Carceri, visita a Fuorni del garante campano

– “Nella mia visita di oggi al carcere di SALERNO-Fuorni ho ritrovato sempre due elementi negativi: la mancanza di personale di polizia penitenziaria e le traduzioni che non vengono effettuate per poter effettuare visite mediche specialistiche, a causa della mancanza di personale. Nel carcere sono previsti in pianta organica 243 agenti di polizia penitenziaria e invece ad oggi sono presenti solo 89, in un carcere sovraffollato. Spesso nel tardo pomeriggio e la notte ci sono appena 6 agenti in tutto l’istituto, orari critici per diverse motivazioni. Segnalerò al D.A.P. queste due rilevanti carenze”: così il Garante campano dei detenuti, Samuele Ciambriello, all’uscita del carcere di Fuorni. Il Garante si è recato nella sezione femminile, in alcuni reparti delle sezioni maschili e nell’articolazione psichiatrica. Il carcere oggi ospita 540 detenuti, di cui 40 donne. Ciambriello è stato accolto dalla direttrice Gabriella Niccoli, dal comandante Carolina Arancio e dalla responsabile dell’Area giuridico pedagogica Monica Innamorato. “Le donne che ho incontrato sono contente delle attività avviate all’interno dell’Istituto.

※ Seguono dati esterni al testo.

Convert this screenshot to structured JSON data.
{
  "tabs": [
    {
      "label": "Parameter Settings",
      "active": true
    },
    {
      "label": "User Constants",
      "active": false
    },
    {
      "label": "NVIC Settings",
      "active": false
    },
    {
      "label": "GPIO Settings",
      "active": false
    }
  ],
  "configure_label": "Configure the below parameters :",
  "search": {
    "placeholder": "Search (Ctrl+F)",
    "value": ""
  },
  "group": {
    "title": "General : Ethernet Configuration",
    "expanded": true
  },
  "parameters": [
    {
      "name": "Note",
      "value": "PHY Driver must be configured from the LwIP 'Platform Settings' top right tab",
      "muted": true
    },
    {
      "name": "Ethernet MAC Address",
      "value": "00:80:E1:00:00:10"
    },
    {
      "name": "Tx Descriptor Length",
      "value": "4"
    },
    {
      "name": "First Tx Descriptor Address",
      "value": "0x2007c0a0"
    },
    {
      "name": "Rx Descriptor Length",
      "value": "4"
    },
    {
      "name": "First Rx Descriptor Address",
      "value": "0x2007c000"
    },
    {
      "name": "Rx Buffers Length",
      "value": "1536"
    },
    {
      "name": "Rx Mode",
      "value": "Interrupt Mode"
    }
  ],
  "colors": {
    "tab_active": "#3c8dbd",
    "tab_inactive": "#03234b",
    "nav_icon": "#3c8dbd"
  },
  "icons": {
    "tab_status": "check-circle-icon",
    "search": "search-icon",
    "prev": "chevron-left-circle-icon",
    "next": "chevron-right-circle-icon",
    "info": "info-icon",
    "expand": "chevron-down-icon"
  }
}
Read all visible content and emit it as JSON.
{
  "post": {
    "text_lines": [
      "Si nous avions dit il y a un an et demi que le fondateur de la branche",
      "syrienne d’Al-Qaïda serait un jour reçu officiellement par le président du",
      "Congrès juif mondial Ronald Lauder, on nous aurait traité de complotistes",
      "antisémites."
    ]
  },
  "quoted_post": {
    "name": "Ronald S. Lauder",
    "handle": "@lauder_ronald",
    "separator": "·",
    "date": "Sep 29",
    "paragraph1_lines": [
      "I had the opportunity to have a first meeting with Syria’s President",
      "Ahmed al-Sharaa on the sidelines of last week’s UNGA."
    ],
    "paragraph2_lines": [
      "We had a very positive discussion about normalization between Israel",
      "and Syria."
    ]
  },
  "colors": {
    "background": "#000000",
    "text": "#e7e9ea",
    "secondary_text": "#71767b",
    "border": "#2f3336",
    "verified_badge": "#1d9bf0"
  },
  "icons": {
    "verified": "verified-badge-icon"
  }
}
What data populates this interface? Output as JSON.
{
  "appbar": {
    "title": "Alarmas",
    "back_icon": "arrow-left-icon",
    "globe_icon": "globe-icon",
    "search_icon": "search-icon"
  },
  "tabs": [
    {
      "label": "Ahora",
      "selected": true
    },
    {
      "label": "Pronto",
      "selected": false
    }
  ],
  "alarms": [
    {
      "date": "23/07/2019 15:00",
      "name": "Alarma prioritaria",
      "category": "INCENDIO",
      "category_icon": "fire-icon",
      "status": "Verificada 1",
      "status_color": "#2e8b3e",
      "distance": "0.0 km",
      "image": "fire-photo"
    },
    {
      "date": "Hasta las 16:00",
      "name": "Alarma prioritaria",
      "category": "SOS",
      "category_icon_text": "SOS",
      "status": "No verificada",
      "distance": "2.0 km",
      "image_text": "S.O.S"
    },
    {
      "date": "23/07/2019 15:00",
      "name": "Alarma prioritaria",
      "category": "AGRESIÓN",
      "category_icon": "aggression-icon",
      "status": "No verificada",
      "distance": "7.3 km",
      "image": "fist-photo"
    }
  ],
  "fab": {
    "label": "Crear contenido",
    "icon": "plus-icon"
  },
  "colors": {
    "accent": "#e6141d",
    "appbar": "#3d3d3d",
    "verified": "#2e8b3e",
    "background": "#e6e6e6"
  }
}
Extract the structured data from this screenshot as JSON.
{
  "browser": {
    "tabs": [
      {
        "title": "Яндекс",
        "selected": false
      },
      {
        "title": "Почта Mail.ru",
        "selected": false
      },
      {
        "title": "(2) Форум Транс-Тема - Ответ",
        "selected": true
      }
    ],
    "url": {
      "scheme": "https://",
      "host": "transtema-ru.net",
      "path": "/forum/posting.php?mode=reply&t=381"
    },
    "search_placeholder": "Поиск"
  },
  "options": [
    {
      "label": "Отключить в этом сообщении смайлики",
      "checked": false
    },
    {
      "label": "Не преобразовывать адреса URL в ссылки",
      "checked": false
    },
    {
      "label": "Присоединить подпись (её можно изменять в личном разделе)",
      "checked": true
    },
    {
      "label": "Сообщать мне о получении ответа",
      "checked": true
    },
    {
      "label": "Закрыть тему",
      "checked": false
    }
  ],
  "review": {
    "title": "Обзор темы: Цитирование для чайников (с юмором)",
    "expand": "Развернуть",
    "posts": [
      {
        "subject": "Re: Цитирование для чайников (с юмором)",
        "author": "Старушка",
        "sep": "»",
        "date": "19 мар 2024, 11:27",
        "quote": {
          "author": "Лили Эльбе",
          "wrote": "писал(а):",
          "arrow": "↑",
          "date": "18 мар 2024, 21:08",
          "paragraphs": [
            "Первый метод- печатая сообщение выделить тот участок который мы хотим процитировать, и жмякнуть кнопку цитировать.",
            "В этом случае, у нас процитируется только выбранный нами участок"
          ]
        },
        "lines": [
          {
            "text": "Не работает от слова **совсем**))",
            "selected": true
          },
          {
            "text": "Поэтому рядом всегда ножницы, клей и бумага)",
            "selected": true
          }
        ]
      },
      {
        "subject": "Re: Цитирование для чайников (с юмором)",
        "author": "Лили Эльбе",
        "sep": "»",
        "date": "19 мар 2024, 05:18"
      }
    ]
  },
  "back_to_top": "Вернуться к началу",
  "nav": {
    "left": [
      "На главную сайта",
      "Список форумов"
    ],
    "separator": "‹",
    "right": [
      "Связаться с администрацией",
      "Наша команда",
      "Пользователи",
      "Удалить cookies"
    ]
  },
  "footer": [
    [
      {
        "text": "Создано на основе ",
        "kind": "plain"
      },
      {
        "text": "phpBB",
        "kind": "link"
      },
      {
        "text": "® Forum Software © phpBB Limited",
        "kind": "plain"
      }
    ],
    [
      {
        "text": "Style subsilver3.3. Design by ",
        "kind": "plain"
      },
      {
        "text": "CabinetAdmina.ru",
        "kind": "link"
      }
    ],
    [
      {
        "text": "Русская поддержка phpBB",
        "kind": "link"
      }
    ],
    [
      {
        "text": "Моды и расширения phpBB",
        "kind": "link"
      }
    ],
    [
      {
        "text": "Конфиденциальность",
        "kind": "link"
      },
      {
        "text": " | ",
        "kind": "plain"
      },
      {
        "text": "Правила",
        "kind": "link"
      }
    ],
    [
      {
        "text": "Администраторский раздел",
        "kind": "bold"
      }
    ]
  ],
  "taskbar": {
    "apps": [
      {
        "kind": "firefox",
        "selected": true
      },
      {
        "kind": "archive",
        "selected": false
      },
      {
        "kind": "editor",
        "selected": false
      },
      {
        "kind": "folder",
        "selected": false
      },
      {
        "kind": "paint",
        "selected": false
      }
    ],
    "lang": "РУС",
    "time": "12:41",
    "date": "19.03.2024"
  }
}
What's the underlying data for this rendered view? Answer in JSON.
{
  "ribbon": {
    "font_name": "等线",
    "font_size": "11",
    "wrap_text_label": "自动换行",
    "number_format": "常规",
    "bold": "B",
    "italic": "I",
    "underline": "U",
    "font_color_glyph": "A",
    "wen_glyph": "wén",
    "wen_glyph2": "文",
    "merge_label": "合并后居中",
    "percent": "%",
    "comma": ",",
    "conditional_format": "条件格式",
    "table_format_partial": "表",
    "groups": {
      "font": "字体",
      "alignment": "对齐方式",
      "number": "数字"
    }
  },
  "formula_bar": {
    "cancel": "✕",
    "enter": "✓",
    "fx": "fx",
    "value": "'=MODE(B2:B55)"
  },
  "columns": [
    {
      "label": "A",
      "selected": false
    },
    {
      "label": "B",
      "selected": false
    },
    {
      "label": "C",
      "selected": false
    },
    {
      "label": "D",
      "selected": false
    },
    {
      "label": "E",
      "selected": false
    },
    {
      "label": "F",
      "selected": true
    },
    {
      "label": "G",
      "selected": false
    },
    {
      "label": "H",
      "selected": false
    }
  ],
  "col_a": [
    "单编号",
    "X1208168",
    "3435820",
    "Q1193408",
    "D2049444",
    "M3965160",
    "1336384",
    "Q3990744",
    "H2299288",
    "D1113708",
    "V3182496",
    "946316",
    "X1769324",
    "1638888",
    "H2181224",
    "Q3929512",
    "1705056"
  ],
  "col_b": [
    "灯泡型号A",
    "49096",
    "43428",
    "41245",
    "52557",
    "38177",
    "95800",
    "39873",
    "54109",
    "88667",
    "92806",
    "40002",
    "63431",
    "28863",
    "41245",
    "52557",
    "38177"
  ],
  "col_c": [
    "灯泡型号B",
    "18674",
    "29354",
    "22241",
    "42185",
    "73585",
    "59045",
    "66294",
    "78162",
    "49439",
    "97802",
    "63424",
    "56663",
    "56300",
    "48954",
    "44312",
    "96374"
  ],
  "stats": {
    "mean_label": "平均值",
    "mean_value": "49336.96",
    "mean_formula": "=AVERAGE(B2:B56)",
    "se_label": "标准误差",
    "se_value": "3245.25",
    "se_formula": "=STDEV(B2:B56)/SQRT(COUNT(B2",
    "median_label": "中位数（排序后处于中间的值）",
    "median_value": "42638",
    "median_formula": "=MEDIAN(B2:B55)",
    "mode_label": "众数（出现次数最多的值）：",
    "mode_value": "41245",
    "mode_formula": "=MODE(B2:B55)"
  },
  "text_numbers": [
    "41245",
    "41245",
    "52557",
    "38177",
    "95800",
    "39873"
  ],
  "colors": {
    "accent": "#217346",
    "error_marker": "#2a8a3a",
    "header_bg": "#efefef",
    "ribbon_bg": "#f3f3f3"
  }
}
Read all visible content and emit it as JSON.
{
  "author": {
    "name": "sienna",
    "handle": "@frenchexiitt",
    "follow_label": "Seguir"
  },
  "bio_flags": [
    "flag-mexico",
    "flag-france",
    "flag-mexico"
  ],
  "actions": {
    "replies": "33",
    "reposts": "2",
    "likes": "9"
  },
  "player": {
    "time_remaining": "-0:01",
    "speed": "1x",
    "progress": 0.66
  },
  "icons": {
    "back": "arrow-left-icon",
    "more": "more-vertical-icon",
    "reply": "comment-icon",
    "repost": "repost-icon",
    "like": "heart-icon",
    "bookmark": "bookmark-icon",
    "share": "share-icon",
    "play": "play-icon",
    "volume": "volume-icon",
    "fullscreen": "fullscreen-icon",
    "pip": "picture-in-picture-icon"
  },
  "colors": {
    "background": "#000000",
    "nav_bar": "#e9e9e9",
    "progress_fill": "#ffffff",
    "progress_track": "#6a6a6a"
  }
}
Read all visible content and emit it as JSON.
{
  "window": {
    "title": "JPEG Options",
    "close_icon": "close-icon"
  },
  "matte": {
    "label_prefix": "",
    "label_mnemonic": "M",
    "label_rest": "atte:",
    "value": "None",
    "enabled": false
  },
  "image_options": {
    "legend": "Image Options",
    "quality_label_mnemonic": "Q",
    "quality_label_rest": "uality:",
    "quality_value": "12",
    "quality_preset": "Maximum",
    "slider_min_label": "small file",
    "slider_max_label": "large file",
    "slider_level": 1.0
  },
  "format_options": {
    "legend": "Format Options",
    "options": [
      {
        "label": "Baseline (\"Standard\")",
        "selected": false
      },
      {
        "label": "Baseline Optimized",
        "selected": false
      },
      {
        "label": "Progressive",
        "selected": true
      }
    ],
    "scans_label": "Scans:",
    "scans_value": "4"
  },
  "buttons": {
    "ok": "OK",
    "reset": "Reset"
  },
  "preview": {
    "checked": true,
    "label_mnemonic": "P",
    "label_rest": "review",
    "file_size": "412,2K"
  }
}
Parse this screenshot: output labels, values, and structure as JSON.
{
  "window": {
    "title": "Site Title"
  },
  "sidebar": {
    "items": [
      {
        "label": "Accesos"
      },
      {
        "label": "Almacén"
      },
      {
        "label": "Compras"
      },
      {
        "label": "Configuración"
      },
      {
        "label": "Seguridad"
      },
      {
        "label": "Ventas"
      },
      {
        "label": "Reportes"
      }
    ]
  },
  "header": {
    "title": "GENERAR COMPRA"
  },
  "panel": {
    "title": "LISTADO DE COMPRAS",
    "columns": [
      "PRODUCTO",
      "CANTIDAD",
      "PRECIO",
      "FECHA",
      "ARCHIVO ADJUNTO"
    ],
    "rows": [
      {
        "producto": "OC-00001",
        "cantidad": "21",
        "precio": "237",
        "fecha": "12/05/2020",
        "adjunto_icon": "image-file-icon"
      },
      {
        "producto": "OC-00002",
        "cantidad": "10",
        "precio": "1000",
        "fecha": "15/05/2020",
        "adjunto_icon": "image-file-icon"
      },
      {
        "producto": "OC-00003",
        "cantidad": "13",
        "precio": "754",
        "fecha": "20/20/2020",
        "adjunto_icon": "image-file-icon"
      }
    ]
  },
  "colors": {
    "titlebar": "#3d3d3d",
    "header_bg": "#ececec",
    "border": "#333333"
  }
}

Invece, i detenuti lamentano mancanza di attività trattamentali, ludiche e ricreative. Tantissimi hanno problemi di natura sanitaria e stigmatizzano ritardi nelle visite mediche specialistiche o nei ricoveri ospedalieri per la mancanza di personale del nucleo di traduzione e anche visite specialistiche in spazi all’interno del carcere. Alcuni in particolare segnalano ritardi nelle relazioni degli assistenti sociali del U.E.P.E. alla Magistratura di Sorveglianza. Inoltre, il sovraffollamento delle celle è un problema presente in ogni reparto dell’Istituto”, sottolinea Ciambriello.